Um estudo recente sugere que o mundo está mais perto de atingir esse marco de aquecimento do que se tinha conhecimento anteriormente. Segundo a pesquisa publicada na “Nature Geoscience“, até o final de 2023, o aquecimento global decorrente das atividades humanas poderia alcançar a marca preocupante de 1,5 °C. Este estudo baseia-se em temperaturas estimadas antes de 1700, durante a era pré-industrial.
Como os núcleos de gelo contribuem para a pesquisa do clima?
Núcleos de gelo extraídos da Antártida oferecem informações valiosas sobre o clima passado da Terra. Esses cilindros de gelo preservam bolhas de ar antigas, permitindo que os cientistas determinem as concentrações históricas de CO2 atmosférico e as correlacionem ao aquecimento global. As bolhas de ar, capturadas ao longo de milênios, fornecem uma visão detalhada da atmosfera em tempos passados, muitas vezes remontando há eras glaciais prévias.
Este método de pesquisa ajuda a criar um registro contínuo do clima, associando de forma linear as alterações de temperatura às concentrações de CO2. A ligação clara entre o aumento do CO2 e a elevação de temperatura desde 1850 é enfatizada, embora os dados de temperatura do século XIX tenham suas limitações. Contudo, os registros de CO2 são considerados mais confiáveis e são, assim, utilizados como base para essa análise.

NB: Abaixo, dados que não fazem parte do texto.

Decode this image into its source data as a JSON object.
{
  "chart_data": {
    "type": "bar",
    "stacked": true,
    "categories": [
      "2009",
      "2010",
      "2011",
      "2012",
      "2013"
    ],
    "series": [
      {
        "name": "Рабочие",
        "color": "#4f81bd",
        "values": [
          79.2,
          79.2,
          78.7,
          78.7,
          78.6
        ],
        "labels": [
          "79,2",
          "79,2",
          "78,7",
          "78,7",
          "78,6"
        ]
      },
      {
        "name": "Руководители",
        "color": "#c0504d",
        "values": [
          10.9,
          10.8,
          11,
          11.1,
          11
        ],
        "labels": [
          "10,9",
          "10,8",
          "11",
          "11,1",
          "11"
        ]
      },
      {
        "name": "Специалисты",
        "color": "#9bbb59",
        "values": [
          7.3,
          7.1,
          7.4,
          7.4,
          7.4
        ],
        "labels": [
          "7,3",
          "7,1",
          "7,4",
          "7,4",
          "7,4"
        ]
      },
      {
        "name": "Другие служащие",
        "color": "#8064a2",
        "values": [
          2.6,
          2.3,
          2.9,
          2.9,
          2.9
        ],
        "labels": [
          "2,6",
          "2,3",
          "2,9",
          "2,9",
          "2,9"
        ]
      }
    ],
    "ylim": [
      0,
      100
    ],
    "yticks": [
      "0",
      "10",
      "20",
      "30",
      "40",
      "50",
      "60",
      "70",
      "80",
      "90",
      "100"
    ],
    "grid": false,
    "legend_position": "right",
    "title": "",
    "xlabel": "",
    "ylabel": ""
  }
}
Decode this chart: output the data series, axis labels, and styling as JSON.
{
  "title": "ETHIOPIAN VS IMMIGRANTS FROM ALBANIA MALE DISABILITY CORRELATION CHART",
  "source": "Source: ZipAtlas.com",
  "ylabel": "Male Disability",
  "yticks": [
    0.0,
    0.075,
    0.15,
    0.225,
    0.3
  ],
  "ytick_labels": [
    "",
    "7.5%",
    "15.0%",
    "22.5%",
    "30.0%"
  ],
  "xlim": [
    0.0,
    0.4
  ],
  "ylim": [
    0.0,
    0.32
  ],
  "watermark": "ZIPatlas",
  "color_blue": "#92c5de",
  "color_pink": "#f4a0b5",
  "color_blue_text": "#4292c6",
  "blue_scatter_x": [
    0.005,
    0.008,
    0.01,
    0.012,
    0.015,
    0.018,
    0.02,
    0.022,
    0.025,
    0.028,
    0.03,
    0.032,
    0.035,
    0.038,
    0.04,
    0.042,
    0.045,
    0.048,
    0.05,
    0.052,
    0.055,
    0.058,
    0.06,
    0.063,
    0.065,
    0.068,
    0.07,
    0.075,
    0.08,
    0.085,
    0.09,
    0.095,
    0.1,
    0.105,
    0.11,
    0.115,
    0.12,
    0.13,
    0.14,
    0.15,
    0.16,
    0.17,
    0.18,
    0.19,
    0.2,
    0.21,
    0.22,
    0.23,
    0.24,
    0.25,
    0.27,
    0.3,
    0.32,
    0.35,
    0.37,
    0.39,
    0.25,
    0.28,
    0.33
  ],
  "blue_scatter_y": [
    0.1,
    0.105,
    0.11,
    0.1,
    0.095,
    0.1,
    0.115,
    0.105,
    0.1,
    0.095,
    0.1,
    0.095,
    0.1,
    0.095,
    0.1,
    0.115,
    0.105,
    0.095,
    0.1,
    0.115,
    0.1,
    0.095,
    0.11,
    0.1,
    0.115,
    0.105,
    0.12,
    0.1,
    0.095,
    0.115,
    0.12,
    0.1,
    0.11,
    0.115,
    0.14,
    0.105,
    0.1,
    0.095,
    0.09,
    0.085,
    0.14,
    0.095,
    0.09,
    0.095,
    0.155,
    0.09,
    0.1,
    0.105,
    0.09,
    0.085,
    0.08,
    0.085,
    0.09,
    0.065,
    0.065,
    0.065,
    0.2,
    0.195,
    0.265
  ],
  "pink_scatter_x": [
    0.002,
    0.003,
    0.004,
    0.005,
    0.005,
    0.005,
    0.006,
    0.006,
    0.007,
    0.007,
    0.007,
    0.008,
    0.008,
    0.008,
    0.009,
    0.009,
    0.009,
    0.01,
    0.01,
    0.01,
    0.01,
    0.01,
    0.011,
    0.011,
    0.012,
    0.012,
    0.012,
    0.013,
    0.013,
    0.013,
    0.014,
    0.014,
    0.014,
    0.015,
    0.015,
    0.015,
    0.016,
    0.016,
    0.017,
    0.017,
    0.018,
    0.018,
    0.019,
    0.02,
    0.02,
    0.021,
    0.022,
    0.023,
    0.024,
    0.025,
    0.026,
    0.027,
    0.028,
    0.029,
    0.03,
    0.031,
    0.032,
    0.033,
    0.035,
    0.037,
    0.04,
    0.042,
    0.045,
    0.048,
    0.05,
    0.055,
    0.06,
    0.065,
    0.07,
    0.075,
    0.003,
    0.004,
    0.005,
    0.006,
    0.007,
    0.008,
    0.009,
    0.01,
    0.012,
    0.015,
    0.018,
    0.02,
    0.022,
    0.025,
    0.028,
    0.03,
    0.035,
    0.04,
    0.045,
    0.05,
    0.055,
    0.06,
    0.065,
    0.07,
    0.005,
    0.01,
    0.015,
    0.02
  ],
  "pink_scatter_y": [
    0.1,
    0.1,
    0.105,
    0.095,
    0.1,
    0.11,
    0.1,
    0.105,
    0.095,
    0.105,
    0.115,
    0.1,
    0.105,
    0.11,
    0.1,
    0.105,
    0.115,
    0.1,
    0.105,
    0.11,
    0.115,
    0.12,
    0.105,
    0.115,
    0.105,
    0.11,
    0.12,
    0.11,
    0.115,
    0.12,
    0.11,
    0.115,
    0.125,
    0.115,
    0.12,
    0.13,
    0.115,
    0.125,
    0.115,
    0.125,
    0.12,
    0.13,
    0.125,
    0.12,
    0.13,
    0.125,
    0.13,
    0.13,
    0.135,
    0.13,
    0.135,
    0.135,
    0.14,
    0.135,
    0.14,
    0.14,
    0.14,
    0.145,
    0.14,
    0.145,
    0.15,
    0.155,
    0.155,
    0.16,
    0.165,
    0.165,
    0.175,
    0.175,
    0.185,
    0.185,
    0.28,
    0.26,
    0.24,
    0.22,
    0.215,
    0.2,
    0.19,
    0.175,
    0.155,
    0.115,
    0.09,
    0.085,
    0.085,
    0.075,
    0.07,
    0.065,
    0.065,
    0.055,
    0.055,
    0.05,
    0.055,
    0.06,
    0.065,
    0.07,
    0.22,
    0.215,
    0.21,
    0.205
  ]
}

Qual é a importância do estudo para as políticas climáticas?
O trabalho realizado sugere que, até 2023, o aquecimento causado pelo homem já pode ter chegado a 1,49 °C, demonstrando a proximidade do limite de 1,5 °C. Este cenário preocupa, pois compromete as metas climáticas estabelecidas no Acordo de Paris, onde o principal objetivo é manter o aquecimento abaixo desse nível crítico.

O papel das medidas de adaptação nas mudanças climáticas
Superar o limite de 1,5 °C não apenas desafia as metas globais, mas também intensifica a necessidade de adaptação às novas condições climáticas. As medidas de adaptação incluem estratégias desenvolvidas para ajudar comunidades a lidarem com as consequências do aquecimento, como eventos climáticos extremos, elevação do nível do mar e alterações nos padrões de precipitação.
Estas medidas são fundamentais para reduzir a vulnerabilidade das populações e ecossistemas, garantindo resiliência frente às mudanças climáticas em curso. As ações devem ser colaborativas, exigindo esforços conjuntos de governos, ONGs e comunidades locais para serem eficazes.
Que futuro nos espera com as projeções climáticas atuais?
As previsões climáticas indicam que 2024 pode ser o primeiro ano em que o aquecimento global exceda o limite de 1,5 °C, comparando-se aos níveis pré-industriais. No entanto, as pesquisas divergem em metodologias, como observado no estudo do observatório europeu Copernicus e o estudo liderado por Forster, focando em estratégias distintas.
A incerteza em relação ao limiar de 1,5 °C destaca a urgência de uma ação climática coordenada. É essencial que as nações reforcem seus compromissos climáticos e inovem em soluções adaptativas para proteger o planeta e seus habitantes das consequências prognosticadas das mudanças climáticas.